The base beer itself is really quite good and would benefit greatly from proper carbonation. We opened one bomber and force carbonated a sample using a SodaStream. The carbonation made a big difference.
Go with numbers 1 and 4. How did you make your honey mixture? What was the yeast used as well as the final ABV? I find most beers get properly carbonated in time but some high ABV ones require extra yeast at bottling. 2 weeks for an imperial Stout is not really enough time though. 4 to 6 would be more like it. Good luck on your competition!
Go with numbers 1 and 4.

#4 Has already been seen too.

#1: This is the direction I was leaning towards as well. Already placed beers in a warmer environment (approx 76*F)

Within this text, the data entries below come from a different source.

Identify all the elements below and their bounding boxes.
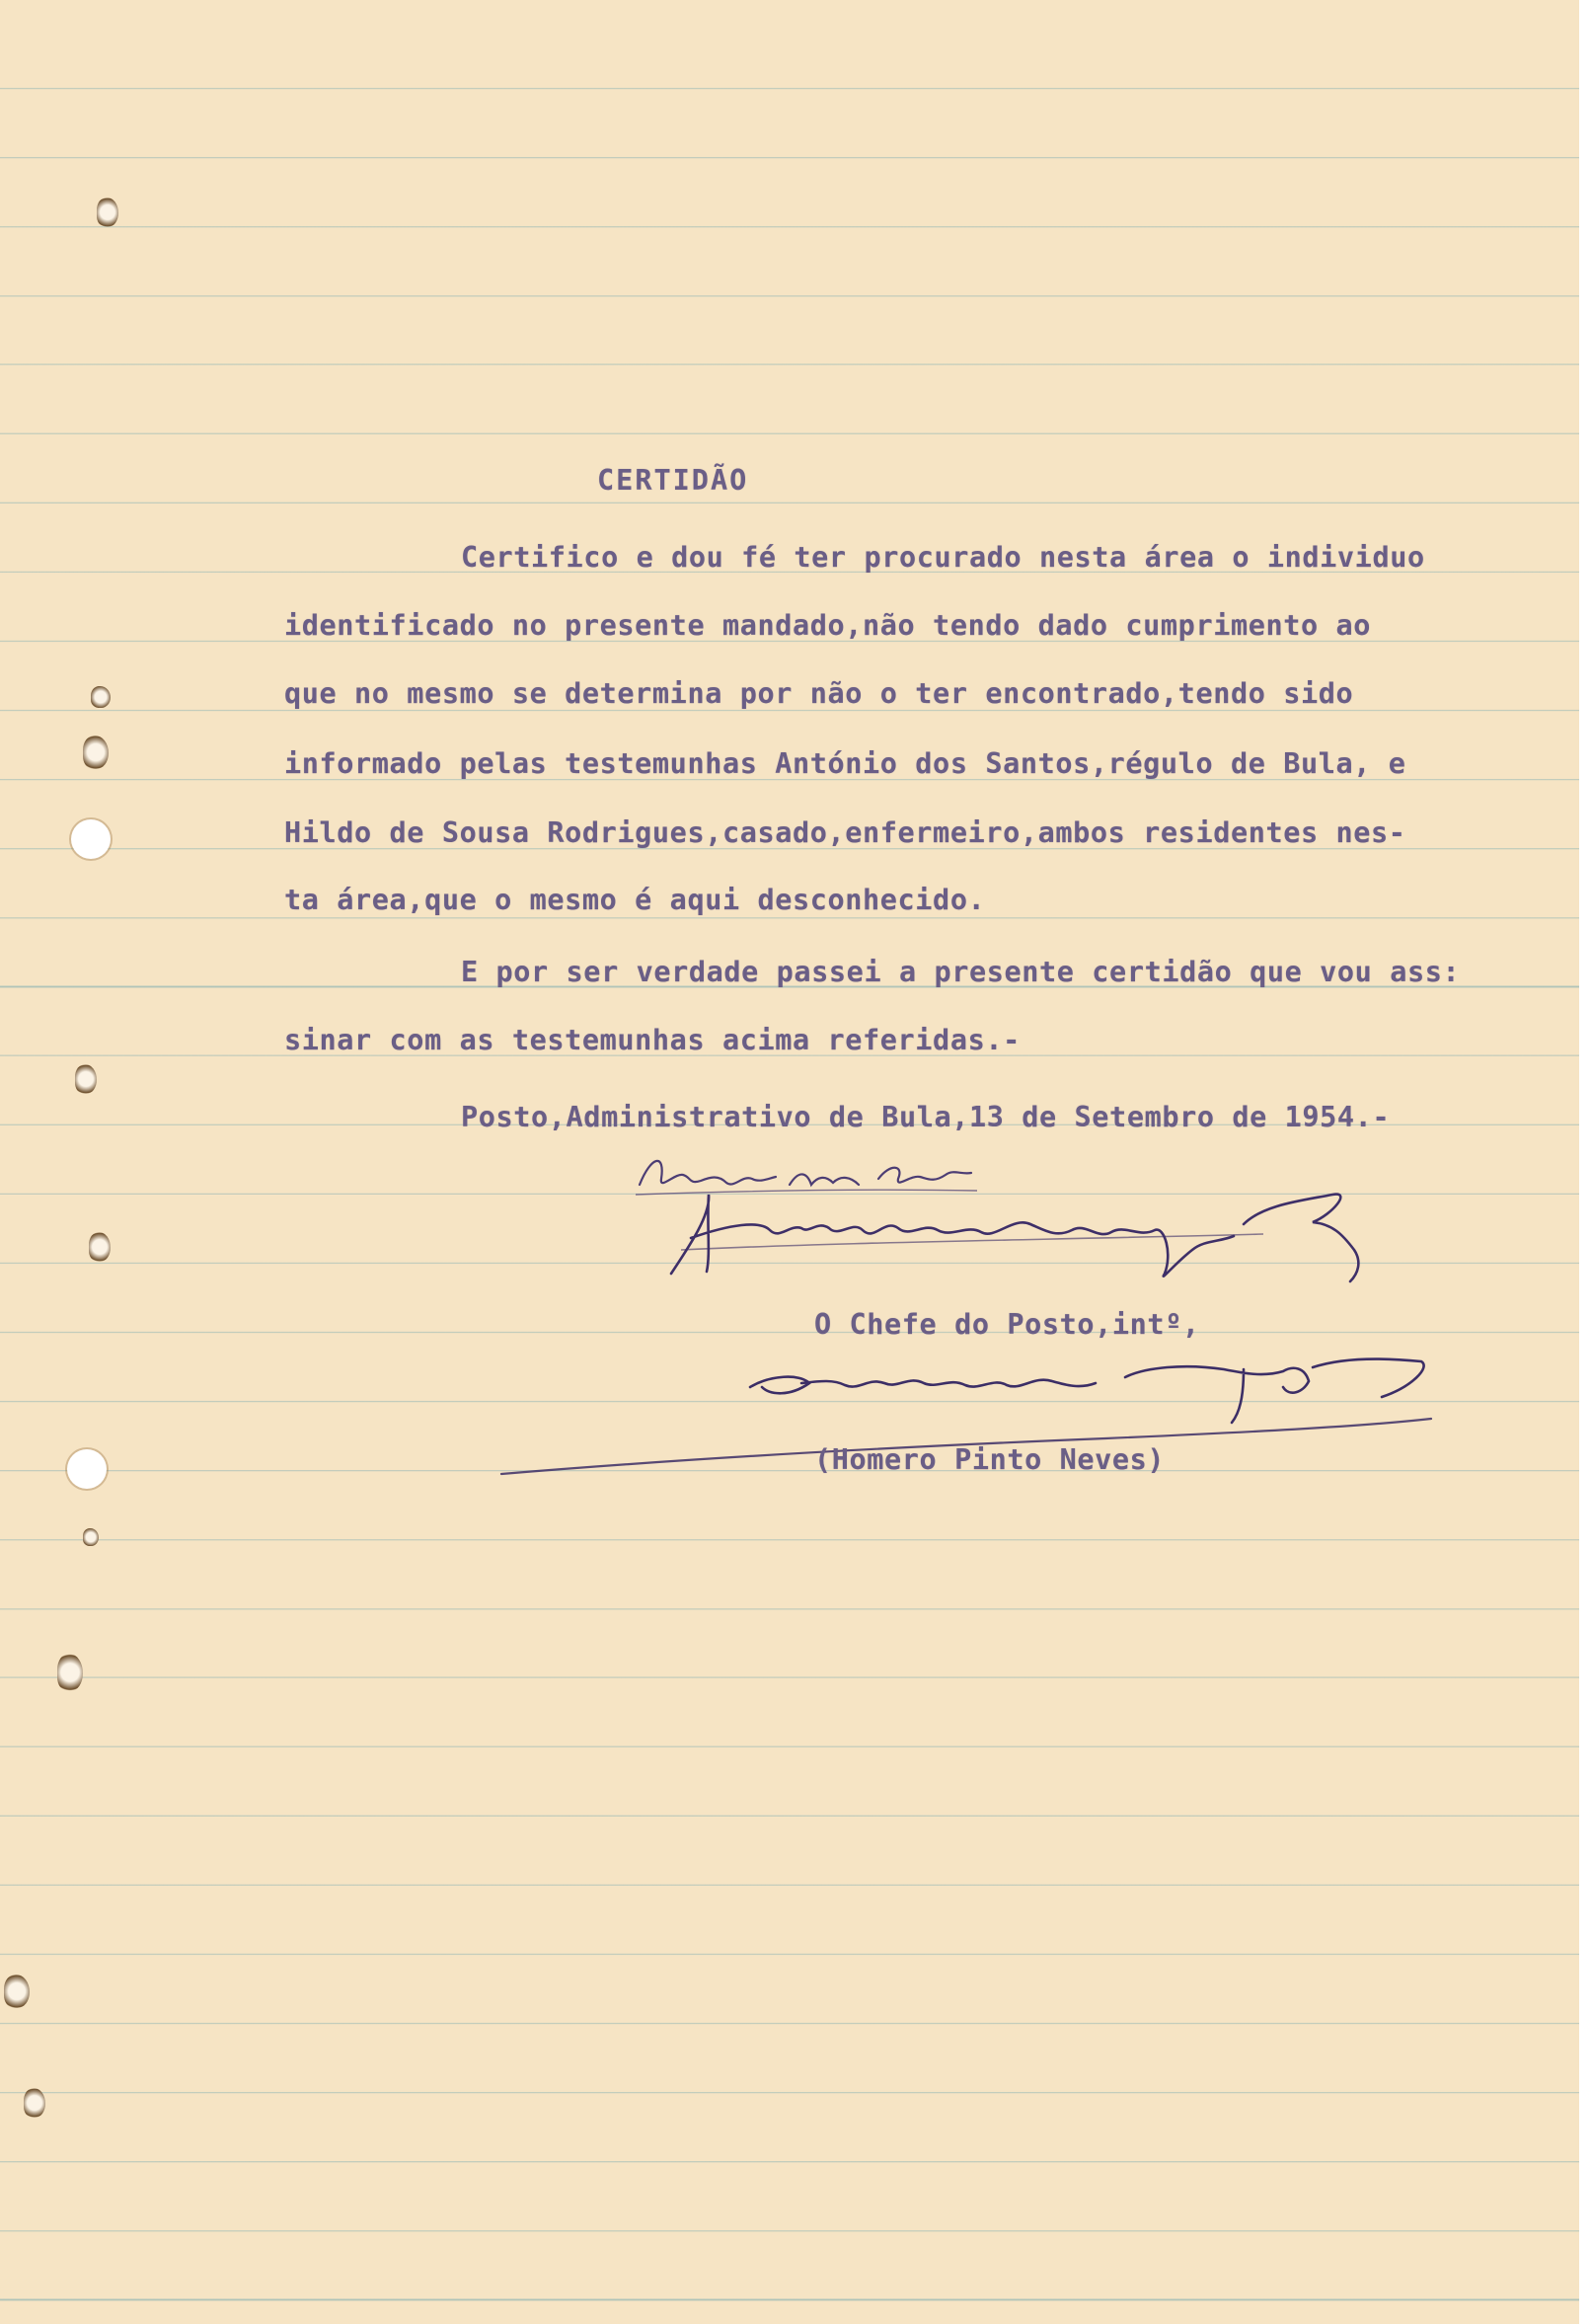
body-line-6: ta área,que o mesmo é aqui desconhecido.	[284, 884, 986, 916]
punch-hole	[71, 819, 111, 859]
margin-hole	[89, 1232, 111, 1262]
signatory-name: (Homero Pinto Neves)	[814, 1443, 1166, 1476]
body-line-4: informado pelas testemunhas António dos Santos,régulo de Bula, e	[284, 747, 1406, 780]
body-line-5: Hildo de Sousa Rodrigues,casado,enfermeiro,ambos residentes nes-	[284, 816, 1406, 849]
margin-hole	[75, 1064, 97, 1094]
body-line-1: Certifico e dou fé ter procurado nesta área o individuo	[461, 541, 1425, 574]
margin-hole	[83, 1528, 99, 1546]
document-title: CERTIDÃO	[597, 464, 749, 497]
body-line-3: que no mesmo se determina por não o ter encontrado,tendo sido	[284, 677, 1354, 710]
signatory-role: O Chefe do Posto,intº,	[814, 1308, 1200, 1341]
margin-hole	[24, 2088, 45, 2118]
punch-hole	[67, 1449, 107, 1489]
date-line: Posto,Administrativo de Bula,13 de Setembro de 1954.-	[461, 1101, 1391, 1133]
body-line-7: E por ser verdade passei a presente certidão que vou ass:	[461, 956, 1461, 988]
margin-hole	[97, 197, 118, 227]
body-line-2: identificado no presente mandado,não tendo dado cumprimento ao	[284, 609, 1372, 642]
margin-hole	[4, 1975, 30, 2008]
witness-signature-hildo	[651, 1155, 1451, 1293]
margin-hole	[83, 736, 109, 769]
margin-hole	[91, 686, 111, 708]
scan-margin	[1579, 0, 1592, 2324]
body-line-8: sinar com as testemunhas acima referidas.-	[284, 1024, 1021, 1056]
margin-hole	[57, 1654, 83, 1691]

The beer is on the low end of the BJCP guidelines for Imp Stout with ABV of 8.2%. The competition theme for the category we are entering is "California Indigenous Beer" so I used the most California yeast there is: WLP001.

My priming solution was equal parts of 4.2 oz California Valencia Orange Blossom Honey and water, steeped for 10 minutes at 180* with zest of two oranges. Zest was strained into a sanitary container and priming solution added to bottling bucket before beer transfer.

Thanks for the good luck wishes. Unfortunately, our entry will fall flat (pun intended) due to lack of carbonation. Shame, since the base beer really turned out exactly as I had planned and has the perfect balance of chocolate and orange notes.

If in 4 weeks carbonation does not improve, what's the recommendation?
Sorry I didn't reply sooner, I tried but the phone app wouldn't post it. I think that if you haven't gotten good carbonation in 4 weeks then it would be time to address the issue. I would personally add more yeast before sugar because often times my priming woes were from an extended conditioning time coupled with high alcohol content. The yeast were just not up to the challenge of another fermentation. I have added a couple ml of champagne yeast slurry to each bottle with a medicine dropper and they carbed up in a week. If you add more sugar then you could get bottle bombs or gushers if the yeast start to get active.
Thanks for the advice, Kaconga.

We popped another 12oz sample after a week around 72*F. Carbonation has improved.

I also just learned that our beer was selected as 1 of 5 finalists for the CA indigenous beer category. So I'm very surprised and excited by this news.